Ilustrasi contoh konflik dalam kehidupan sehari-hari ( unsplash.com)
Adakah organisasi yang berjalan tanpa konflik sama sekali? Adakah organisasi yang selalu adem-ayem, tenang tanpa riak dan gelombang? Jika ada, maka harus dipertanyakan dinamikanya: apakah organisasi itu benar-benar dalam proses untuk mencapai kemajuan atau sedang stagnan.
Dalam setiap organisasi dapat dipastikan ada konflik yang intensitasnya berbeda-beda. Ada konflik yang paling ringan, seperti terjadinya perbedaan pendapat atau pandangan terhadap suatu masalah. Ada juga konflik yang mengeras dan mengarah pada kekerasan fisik.
Dua Pandangan terhadap Konflik
Lalu, bagaimana kita memandang konflik tersebut? Secara teoritis, terdapat dua aliran pemikiran terhadap konflik.
Pandangan pertama melihat konflik sebagai kegagalan pimpinan atau manajer dalam mengelola organisasi.

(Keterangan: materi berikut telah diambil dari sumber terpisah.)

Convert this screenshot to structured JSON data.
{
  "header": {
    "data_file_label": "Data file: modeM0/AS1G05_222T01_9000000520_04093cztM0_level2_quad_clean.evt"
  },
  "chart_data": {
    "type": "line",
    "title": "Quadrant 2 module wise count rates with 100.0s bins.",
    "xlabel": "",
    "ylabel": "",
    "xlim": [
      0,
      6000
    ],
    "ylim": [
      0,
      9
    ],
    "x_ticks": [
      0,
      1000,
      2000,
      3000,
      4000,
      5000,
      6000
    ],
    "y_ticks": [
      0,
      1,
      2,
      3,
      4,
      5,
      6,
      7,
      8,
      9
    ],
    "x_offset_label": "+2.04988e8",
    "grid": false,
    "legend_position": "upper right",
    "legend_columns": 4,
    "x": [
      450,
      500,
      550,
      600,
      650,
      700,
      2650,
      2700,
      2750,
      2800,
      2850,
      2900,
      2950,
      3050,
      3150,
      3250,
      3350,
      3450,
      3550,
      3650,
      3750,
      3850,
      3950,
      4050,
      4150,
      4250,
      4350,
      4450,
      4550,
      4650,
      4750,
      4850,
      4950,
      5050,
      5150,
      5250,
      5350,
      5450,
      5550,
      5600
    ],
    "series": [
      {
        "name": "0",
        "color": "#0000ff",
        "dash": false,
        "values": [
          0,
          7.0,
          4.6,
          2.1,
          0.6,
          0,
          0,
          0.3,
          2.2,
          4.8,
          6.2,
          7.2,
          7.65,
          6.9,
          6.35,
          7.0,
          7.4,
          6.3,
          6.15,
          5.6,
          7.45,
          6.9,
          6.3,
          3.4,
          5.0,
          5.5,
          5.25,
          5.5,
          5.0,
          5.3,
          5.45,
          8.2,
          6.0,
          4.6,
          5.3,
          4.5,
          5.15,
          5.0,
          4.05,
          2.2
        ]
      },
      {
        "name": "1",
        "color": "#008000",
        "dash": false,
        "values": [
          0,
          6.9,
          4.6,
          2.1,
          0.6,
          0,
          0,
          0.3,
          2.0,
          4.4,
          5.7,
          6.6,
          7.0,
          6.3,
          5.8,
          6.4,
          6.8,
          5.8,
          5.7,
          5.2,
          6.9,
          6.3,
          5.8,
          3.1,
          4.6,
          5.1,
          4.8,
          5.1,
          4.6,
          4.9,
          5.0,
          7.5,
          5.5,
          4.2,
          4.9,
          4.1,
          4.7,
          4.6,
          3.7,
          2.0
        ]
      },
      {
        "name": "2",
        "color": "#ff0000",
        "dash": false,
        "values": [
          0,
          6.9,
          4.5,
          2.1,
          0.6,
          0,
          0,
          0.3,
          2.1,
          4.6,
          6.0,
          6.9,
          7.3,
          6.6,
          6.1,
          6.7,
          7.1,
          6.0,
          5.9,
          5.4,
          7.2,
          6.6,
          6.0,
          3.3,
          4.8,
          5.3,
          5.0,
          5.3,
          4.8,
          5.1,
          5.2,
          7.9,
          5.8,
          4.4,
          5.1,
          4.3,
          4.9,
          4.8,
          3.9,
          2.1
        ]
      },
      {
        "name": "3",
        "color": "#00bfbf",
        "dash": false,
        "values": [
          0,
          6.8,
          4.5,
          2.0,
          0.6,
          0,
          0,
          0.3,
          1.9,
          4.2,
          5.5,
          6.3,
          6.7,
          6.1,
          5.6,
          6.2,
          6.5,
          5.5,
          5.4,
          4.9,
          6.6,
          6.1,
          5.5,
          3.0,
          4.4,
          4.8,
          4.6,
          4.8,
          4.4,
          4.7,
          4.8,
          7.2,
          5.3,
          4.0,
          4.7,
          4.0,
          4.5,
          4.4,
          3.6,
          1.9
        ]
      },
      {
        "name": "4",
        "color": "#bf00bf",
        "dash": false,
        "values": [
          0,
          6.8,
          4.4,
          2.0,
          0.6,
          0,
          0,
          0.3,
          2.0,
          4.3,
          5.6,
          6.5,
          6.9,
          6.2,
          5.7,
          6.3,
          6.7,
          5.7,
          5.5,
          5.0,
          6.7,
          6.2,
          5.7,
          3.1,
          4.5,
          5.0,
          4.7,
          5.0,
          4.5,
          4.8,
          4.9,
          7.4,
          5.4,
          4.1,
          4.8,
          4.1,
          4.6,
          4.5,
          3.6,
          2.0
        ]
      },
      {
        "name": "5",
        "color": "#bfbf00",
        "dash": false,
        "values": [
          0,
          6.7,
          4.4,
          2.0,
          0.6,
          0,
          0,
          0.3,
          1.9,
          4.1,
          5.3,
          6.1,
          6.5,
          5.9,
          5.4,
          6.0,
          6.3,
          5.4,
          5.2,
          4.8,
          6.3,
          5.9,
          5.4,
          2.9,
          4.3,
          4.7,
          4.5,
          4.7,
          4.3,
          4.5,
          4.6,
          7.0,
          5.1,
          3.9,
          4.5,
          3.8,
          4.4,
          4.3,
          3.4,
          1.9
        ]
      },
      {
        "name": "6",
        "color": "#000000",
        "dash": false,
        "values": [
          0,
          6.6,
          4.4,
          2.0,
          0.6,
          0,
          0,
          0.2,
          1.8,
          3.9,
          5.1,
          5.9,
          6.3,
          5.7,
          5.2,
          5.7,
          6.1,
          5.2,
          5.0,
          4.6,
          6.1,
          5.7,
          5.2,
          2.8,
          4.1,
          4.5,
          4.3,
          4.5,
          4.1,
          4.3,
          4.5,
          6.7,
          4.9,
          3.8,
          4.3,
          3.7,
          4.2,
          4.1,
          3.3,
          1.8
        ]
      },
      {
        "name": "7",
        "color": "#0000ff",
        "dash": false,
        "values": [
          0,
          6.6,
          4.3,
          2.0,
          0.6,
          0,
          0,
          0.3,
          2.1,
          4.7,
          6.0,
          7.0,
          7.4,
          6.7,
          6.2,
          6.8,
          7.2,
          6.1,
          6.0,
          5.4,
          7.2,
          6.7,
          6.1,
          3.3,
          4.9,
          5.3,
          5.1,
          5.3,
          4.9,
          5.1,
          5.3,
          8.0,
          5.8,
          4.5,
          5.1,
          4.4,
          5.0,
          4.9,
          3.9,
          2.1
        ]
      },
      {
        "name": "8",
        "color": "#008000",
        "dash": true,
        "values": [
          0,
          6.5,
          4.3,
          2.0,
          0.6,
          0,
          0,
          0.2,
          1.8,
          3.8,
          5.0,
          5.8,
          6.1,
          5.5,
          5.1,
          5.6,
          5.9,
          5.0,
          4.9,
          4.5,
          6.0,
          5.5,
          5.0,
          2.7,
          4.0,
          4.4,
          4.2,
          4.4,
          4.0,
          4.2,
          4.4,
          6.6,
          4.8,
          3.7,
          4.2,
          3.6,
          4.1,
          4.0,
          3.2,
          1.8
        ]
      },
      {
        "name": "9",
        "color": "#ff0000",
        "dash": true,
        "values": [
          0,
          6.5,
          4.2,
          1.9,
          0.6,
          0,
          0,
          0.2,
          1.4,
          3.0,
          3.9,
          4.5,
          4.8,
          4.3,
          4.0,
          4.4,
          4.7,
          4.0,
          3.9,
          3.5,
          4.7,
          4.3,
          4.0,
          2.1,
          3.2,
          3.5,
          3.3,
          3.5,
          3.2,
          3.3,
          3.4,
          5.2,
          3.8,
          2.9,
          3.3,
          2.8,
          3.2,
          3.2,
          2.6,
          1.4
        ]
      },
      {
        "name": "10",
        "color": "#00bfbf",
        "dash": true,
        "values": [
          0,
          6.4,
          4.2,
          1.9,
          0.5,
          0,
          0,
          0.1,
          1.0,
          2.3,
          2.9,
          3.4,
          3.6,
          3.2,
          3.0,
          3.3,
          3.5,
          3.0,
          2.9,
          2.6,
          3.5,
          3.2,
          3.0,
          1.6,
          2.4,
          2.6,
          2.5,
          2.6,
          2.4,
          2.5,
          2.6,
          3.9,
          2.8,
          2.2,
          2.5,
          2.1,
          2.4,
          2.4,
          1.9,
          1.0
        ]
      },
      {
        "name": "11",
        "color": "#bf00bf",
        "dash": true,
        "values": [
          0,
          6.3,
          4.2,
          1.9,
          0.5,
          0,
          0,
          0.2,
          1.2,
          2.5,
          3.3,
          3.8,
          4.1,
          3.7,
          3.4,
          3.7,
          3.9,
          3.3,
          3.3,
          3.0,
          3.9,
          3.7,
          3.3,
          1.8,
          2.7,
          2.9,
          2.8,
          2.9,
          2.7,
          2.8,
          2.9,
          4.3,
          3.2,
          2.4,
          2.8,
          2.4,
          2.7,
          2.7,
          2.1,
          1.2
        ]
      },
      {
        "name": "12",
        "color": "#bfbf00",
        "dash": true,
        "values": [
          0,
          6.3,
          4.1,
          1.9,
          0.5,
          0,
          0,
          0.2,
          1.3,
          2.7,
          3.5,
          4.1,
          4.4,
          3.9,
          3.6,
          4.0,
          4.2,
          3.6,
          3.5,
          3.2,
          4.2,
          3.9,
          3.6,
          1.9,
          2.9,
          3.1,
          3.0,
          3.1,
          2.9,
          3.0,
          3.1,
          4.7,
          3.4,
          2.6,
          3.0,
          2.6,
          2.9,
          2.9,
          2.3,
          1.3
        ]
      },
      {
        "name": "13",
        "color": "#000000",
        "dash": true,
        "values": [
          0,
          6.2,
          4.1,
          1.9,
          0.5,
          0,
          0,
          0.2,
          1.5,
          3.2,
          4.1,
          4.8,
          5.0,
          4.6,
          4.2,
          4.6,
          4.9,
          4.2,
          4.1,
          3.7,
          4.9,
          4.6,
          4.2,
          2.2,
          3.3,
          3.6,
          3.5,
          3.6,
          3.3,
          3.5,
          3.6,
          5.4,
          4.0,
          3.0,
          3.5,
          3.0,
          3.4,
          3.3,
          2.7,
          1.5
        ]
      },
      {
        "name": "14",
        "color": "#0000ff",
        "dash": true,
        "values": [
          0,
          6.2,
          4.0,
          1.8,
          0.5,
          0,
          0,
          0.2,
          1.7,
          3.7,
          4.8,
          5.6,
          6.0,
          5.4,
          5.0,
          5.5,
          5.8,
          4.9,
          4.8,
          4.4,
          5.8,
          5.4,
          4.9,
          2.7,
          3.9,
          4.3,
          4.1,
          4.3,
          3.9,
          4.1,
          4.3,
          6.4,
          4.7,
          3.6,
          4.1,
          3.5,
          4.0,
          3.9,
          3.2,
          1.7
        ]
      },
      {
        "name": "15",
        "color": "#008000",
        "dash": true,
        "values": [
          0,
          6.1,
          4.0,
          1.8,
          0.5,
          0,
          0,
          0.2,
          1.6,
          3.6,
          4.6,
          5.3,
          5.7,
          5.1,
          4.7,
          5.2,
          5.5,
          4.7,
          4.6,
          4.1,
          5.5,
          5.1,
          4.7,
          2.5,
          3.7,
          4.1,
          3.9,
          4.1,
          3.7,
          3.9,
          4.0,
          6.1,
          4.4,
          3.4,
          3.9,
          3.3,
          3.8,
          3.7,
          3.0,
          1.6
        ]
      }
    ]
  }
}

Jika ada konflik, maka pemimpin organisasi itulah yang salah dan karenanya ia harus bertanggung jawab dan mesti segera meredamnya.
Dalam pandangan ini, jangan sampai terjadi konflik dalam organisasi. Konflik harus dihindari karena dipandang negatif dan destruktif!
Kalaupun terlanjur terjadi, hendaknya segera diambil tindakan untuk menyelesaikannya sehingga tidak sampai berkembang. Konflik dipandang sebagai cerminan ketidakberhasilan pemimpin dalam me-manage organisasi.
Pandangan kedua menyatakan bahwa konflik itu adalah hal yang lumrah atau biasa terjadi. Ini merupakan wujud dinamika organisasi. Konflik itu tidak dapat dihindari, hanya intensitasnya yang mesti diperhatikan. Jangan sampai konflik itu semakin menguat, misalnya berwujud kekerasan verbal hingga kekerasan fisik.